If those people working on genetically modified crops while also claiming to be working for the benefit of mankind actually want to do something useful, perhaps they might engineer a kind of grass that you could grown in your lawn that would be more attractive to slugs than the things you actually want to eat? Or engineer a slug that prefers the boring stuff that you don’t actually want to eat (like brambles, Woundwort or bindweed) to the stuff you want? Just a thought.
There is a serious side to this though. Of course the climate denying folks have loved this summer as an opportunity to say “global warming? Hah! Is that what you call it?!”, in the same way as the Tory MP last winter who Tweeted something like “just out scraping global warming off my windscreen”. However, the link between the extreme weather we have been seeing around the world has been well documented, and it seems to me that in designing for resilience in terms of food, it is about planning for summers like this one (incessant rain, low sunlight, slugs the size of puppies, floods and an all-pervading dampness) as well as last one (very dry, threats of hosepipe bans, failed crops due to lack of rain).

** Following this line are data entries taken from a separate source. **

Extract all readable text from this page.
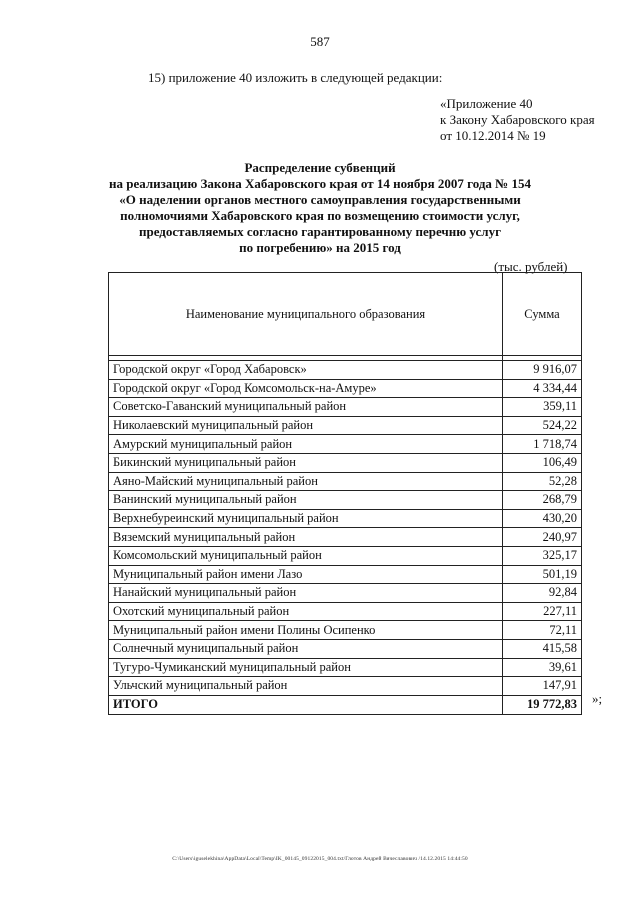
587
15) приложение 40 изложить в следующей редакции:
«Приложение 40
к Закону Хабаровского края
от 10.12.2014 № 19
Распределение субвенций
на реализацию Закона Хабаровского края от 14 ноября 2007 года № 154
«О наделении органов местного самоуправления государственными
полномочиями Хабаровского края по возмещению стоимости услуг,
предоставляемых согласно гарантированному перечню услуг
по погребению» на 2015 год
(тыс. рублей)
Наименование муниципального образования	Сумма

Городской округ «Город Хабаровск»	9 916,07
Городской округ «Город Комсомольск-на-Амуре»	4 334,44
Советско-Гаванский муниципальный район	359,11
Николаевский муниципальный район	524,22
Амурский муниципальный район	1 718,74
Бикинский муниципальный район	106,49
Аяно-Майский муниципальный район	52,28
Ванинский муниципальный район	268,79
Верхнебуреинский муниципальный район	430,20
Вяземский муниципальный район	240,97
Комсомольский муниципальный район	325,17
Муниципальный район имени Лазо	501,19
Нанайский муниципальный район	92,84
Охотский муниципальный район	227,11
Муниципальный район имени Полины Осипенко	72,11
Солнечный муниципальный район	415,58
Тугуро-Чумиканский муниципальный район	39,61
Ульчский муниципальный район	147,91
ИТОГО	19 772,83 »;
C:\Users\iguselekhina\AppData\Local\Temp\IK_00145_09122015_004.txt/Глотов Андрей Вячеславович /14.12.2015 14:44:50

Last year I talked to Martin Crawford of the Agroforestry Research Trust about how farming might prepare itself for increasing dryness, especially in the south-east of England, the ‘grain belt’ of the UK. His solution was an increasing use of perennial plants, more ground-cover, more diversity, more permanent plantings. I haven’t asked him yet for his thoughts on how to make food production more resilient to the kind of damp squib climate we’ve had this year, but I imagine his response would be much the same.
For people who read Transition, or localisation, as meaning self-sufficiency, this year has been a good example of why that’s not just a great idea. Some imports have always happened, and were we an entirely localised food economy, we’d be seeing real food hardships at this stage. At the same time though, the problem that is driving the prime cause, i.e. climate change, is, in part, being generated by what is our current alternative, the globalised food system, that flies broccoli into the supermarkets of Totnes to keep us happy. This summer has been as good an advert against monoculture and over-reliance on annual plants as I have ever seen.

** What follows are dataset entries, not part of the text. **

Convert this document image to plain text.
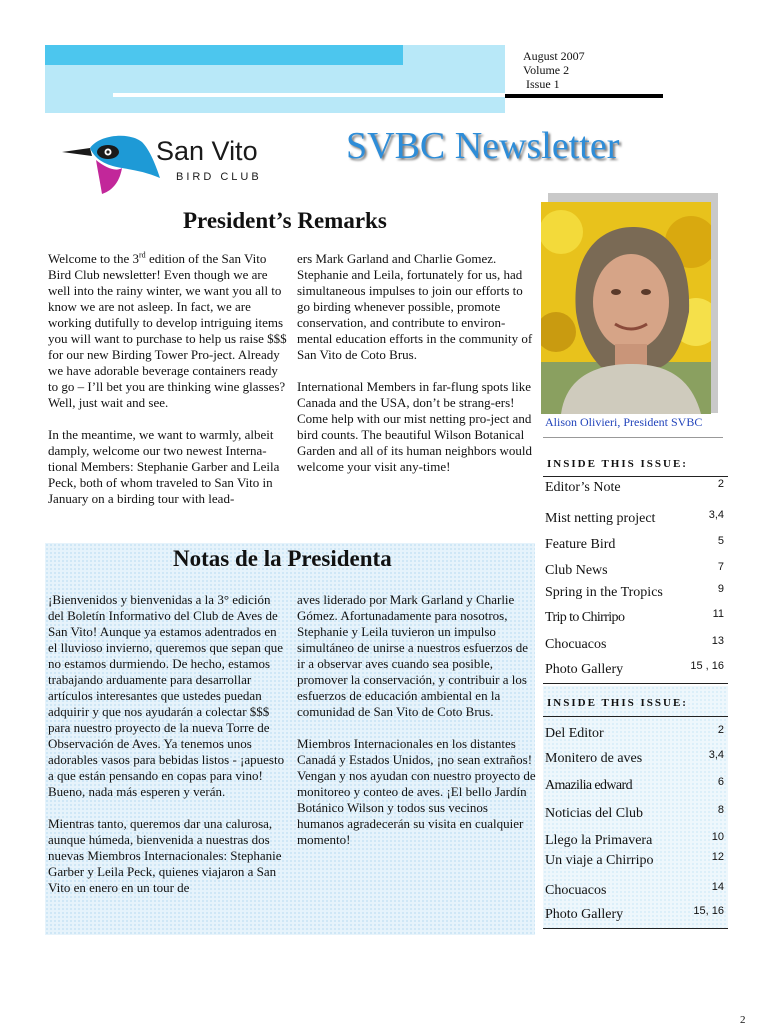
August 2007
Volume 2
Issue 1
San Vito
BIRD CLUB
SVBC Newsletter
President’s Remarks

Welcome to the 3rd edition of the San Vito Bird Club newsletter! Even though we are well into the rainy winter, we want you all to know we are not asleep. In fact, we are working dutifully to develop intriguing items you will want to purchase to help us raise $$$ for our new Birding Tower Pro-ject. Already we have adorable beverage containers ready to go – I’ll bet you are thinking wine glasses? Well, just wait and see.

In the meantime, we want to warmly, albeit damply, welcome our two newest Interna-tional Members: Stephanie Garber and Leila Peck, both of whom traveled to San Vito in January on a birding tour with lead-

ers Mark Garland and Charlie Gomez. Stephanie and Leila, fortunately for us, had simultaneous impulses to join our efforts to go birding whenever possible, promote conservation, and contribute to environ-mental education efforts in the community of San Vito de Coto Brus.

International Members in far-flung spots like Canada and the USA, don’t be strang-ers! Come help with our mist netting pro-ject and bird counts. The beautiful Wilson Botanical Garden and all of its human neighbors would welcome your visit any-time!

Alison Olivieri, President SVBC
INSIDE THIS ISSUE:
Editor’s Note	2
Mist netting project	3,4
Feature Bird	5
Club News	7
Spring in the Tropics	9
Trip to Chirripo	11
Chocuacos	13
Photo Gallery	15 , 16
Notas de la Presidenta

¡Bienvenidos y bienvenidas a la 3° edición del Boletín Informativo del Club de Aves de San Vito! Aunque ya estamos adentrados en el lluvioso invierno, queremos que sepan que no estamos durmiendo. De hecho, estamos trabajando arduamente para desarrollar artículos interesantes que ustedes puedan adquirir y que nos ayudarán a colectar $$$ para nuestro proyecto de la nueva Torre de Observación de Aves. Ya tenemos unos adorables vasos para bebidas listos - ¡apuesto a que están pensando en copas para vino! Bueno, nada más esperen y verán.

Mientras tanto, queremos dar una calurosa, aunque húmeda, bienvenida a nuestras dos nuevas Miembros Internacionales: Stephanie Garber y Leila Peck, quienes viajaron a San Vito en enero en un tour de

aves liderado por Mark Garland y Charlie Gómez. Afortunadamente para nosotros, Stephanie y Leila tuvieron un impulso simultáneo de unirse a nuestros esfuerzos de ir a observar aves cuando sea posible, promover la conservación, y contribuir a los esfuerzos de educación ambiental en la comunidad de San Vito de Coto Brus.

Miembros Internacionales en los distantes Canadá y Estados Unidos, ¡no sean extraños! Vengan y nos ayudan con nuestro proyecto de monitoreo y conteo de aves. ¡El bello Jardín Botánico Wilson y todos sus vecinos humanos agradecerán su visita en cualquier momento!

INSIDE THIS ISSUE:
Del Editor	2
Monitero de aves	3,4
Amazilia edward	6
Noticias del Club	8
Llego la Primavera	10
Un viaje a Chirripo	12
Chocuacos	14
Photo Gallery	15, 16
2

As for me, I’m planning for next year to put about a third of my veg garden over to perennials, aided by Martin’s excellent new book ‘Perennial vegetables’. Whatever the weather does (barring huge hailstones) I will run a better chance of having something worthwhile to eat. By the way, in case you’re wondering, I have had some produce this year. My broad beans have done very well, and my various squashes managed to get away and started for flower, although the slugs will probably eat those too. My greenhouse is doing OK, although the slugs have also worked their way into there, but to nowhere like the same degree.

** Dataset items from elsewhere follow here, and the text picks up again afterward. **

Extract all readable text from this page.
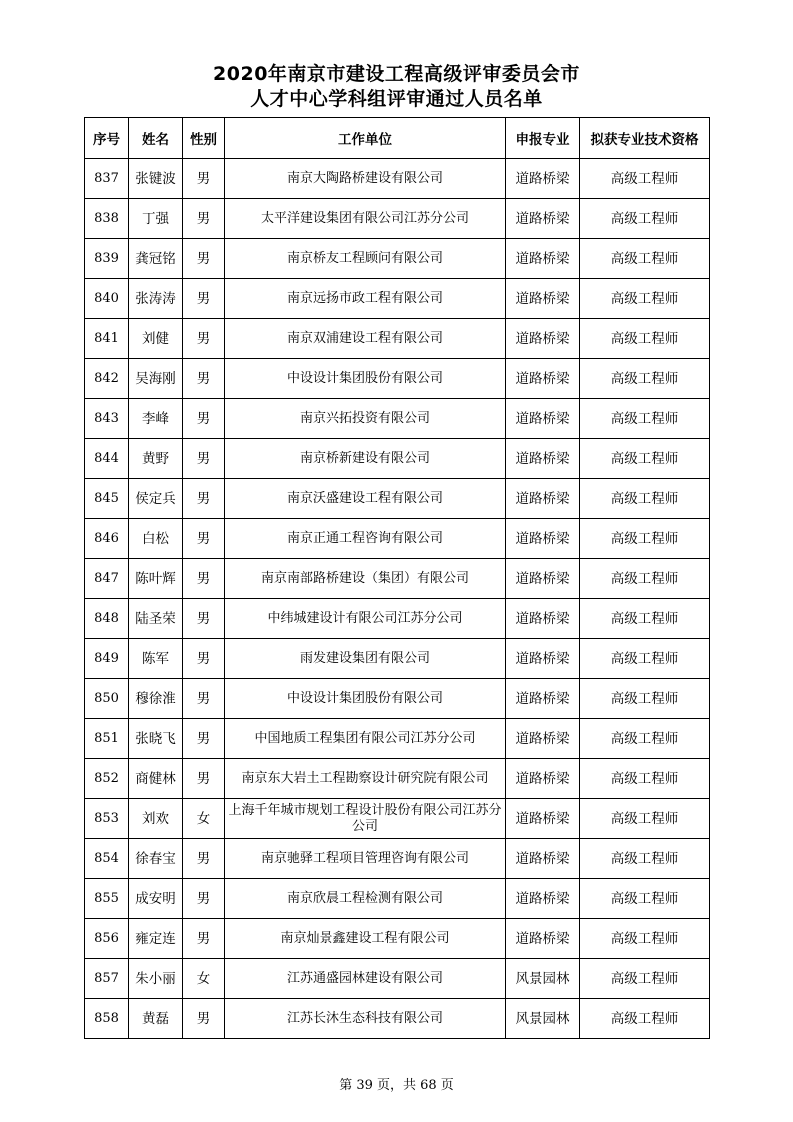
2020年南京市建设工程高级评审委员会市
人才中心学科组评审通过人员名单
序号	姓名	性别	工作单位	申报专业	拟获专业技术资格
837	张键波	男	南京大陶路桥建设有限公司	道路桥梁	高级工程师
838	丁强	男	太平洋建设集团有限公司江苏分公司	道路桥梁	高级工程师
839	龚冠铭	男	南京桥友工程顾问有限公司	道路桥梁	高级工程师
840	张涛涛	男	南京远扬市政工程有限公司	道路桥梁	高级工程师
841	刘健	男	南京双浦建设工程有限公司	道路桥梁	高级工程师
842	吴海刚	男	中设设计集团股份有限公司	道路桥梁	高级工程师
843	李峰	男	南京兴拓投资有限公司	道路桥梁	高级工程师
844	黄野	男	南京桥新建设有限公司	道路桥梁	高级工程师
845	侯定兵	男	南京沃盛建设工程有限公司	道路桥梁	高级工程师
846	白松	男	南京正通工程咨询有限公司	道路桥梁	高级工程师
847	陈叶辉	男	南京南部路桥建设（集团）有限公司	道路桥梁	高级工程师
848	陆圣荣	男	中纬城建设计有限公司江苏分公司	道路桥梁	高级工程师
849	陈军	男	雨发建设集团有限公司	道路桥梁	高级工程师
850	穆徐淮	男	中设设计集团股份有限公司	道路桥梁	高级工程师
851	张晓飞	男	中国地质工程集团有限公司江苏分公司	道路桥梁	高级工程师
852	商健林	男	南京东大岩土工程勘察设计研究院有限公司	道路桥梁	高级工程师
853	刘欢	女	上海千年城市规划工程设计股份有限公司江苏分公司	道路桥梁	高级工程师
854	徐春宝	男	南京驰驿工程项目管理咨询有限公司	道路桥梁	高级工程师
855	成安明	男	南京欣晨工程检测有限公司	道路桥梁	高级工程师
856	雍定连	男	南京灿景鑫建设工程有限公司	道路桥梁	高级工程师
857	朱小丽	女	江苏通盛园林建设有限公司	风景园林	高级工程师
858	黄磊	男	江苏长沐生态科技有限公司	风景园林	高级工程师
第 39 页，共 68 页
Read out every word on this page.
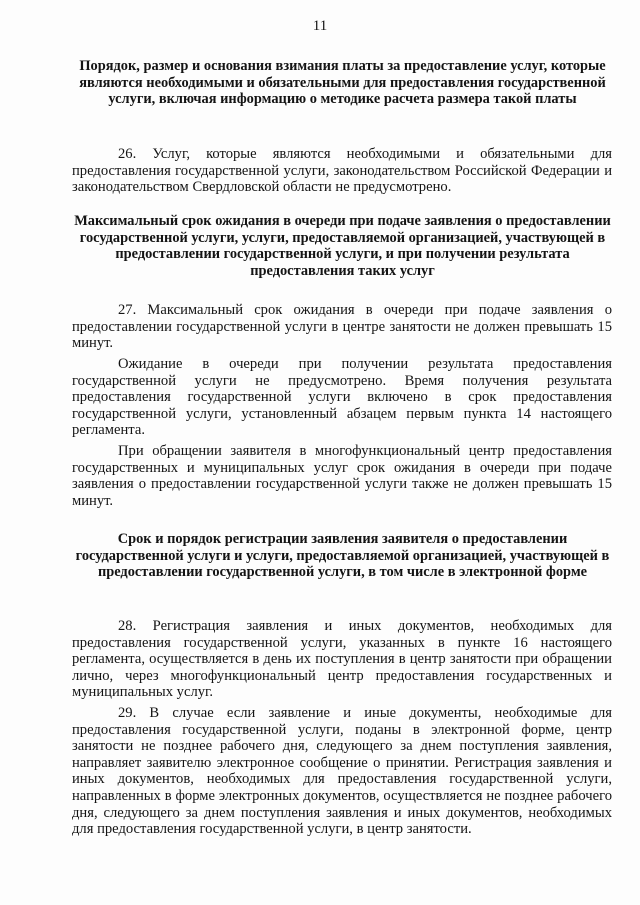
11
Порядок, размер и основания взимания платы за предоставление услуг, которые являются необходимыми и обязательными для предоставления государственной услуги, включая информацию о методике расчета размера такой платы
26. Услуг, которые являются необходимыми и обязательными для предоставления государственной услуги, законодательством Российской Федерации и законодательством Свердловской области не предусмотрено.
Максимальный срок ожидания в очереди при подаче заявления о предоставлении государственной услуги, услуги, предоставляемой организацией, участвующей в предоставлении государственной услуги, и при получении результата предоставления таких услуг
27. Максимальный срок ожидания в очереди при подаче заявления о предоставлении государственной услуги в центре занятости не должен превышать 15 минут.
Ожидание в очереди при получении результата предоставления государственной услуги не предусмотрено. Время получения результата предоставления государственной услуги включено в срок предоставления государственной услуги, установленный абзацем первым пункта 14 настоящего регламента.
При обращении заявителя в многофункциональный центр предоставления государственных и муниципальных услуг срок ожидания в очереди при подаче заявления о предоставлении государственной услуги также не должен превышать 15 минут.
Срок и порядок регистрации заявления заявителя о предоставлении государственной услуги и услуги, предоставляемой организацией, участвующей в предоставлении государственной услуги, в том числе в электронной форме
28. Регистрация заявления и иных документов, необходимых для предоставления государственной услуги, указанных в пункте 16 настоящего регламента, осуществляется в день их поступления в центр занятости при обращении лично, через многофункциональный центр предоставления государственных и муниципальных услуг.
29. В случае если заявление и иные документы, необходимые для предоставления государственной услуги, поданы в электронной форме, центр занятости не позднее рабочего дня, следующего за днем поступления заявления, направляет заявителю электронное сообщение о принятии. Регистрация заявления и иных документов, необходимых для предоставления государственной услуги, направленных в форме электронных документов, осуществляется не позднее рабочего дня, следующего за днем поступления заявления и иных документов, необходимых для предоставления государственной услуги, в центр занятости.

In 1999, scientists claimed they were on the verge of inventing a machine that wandered around the garden, collecting slugs which it then digested in order to power the machine’s onward search for more slugs. 13 years later, sadly, it has yet to see the light of day. So, please feel free to treat this post as an opportunity for a group moan about slugs, something it’s good to do on occasion, especially during a summer like this one. Thanks for listening. I appreciate it.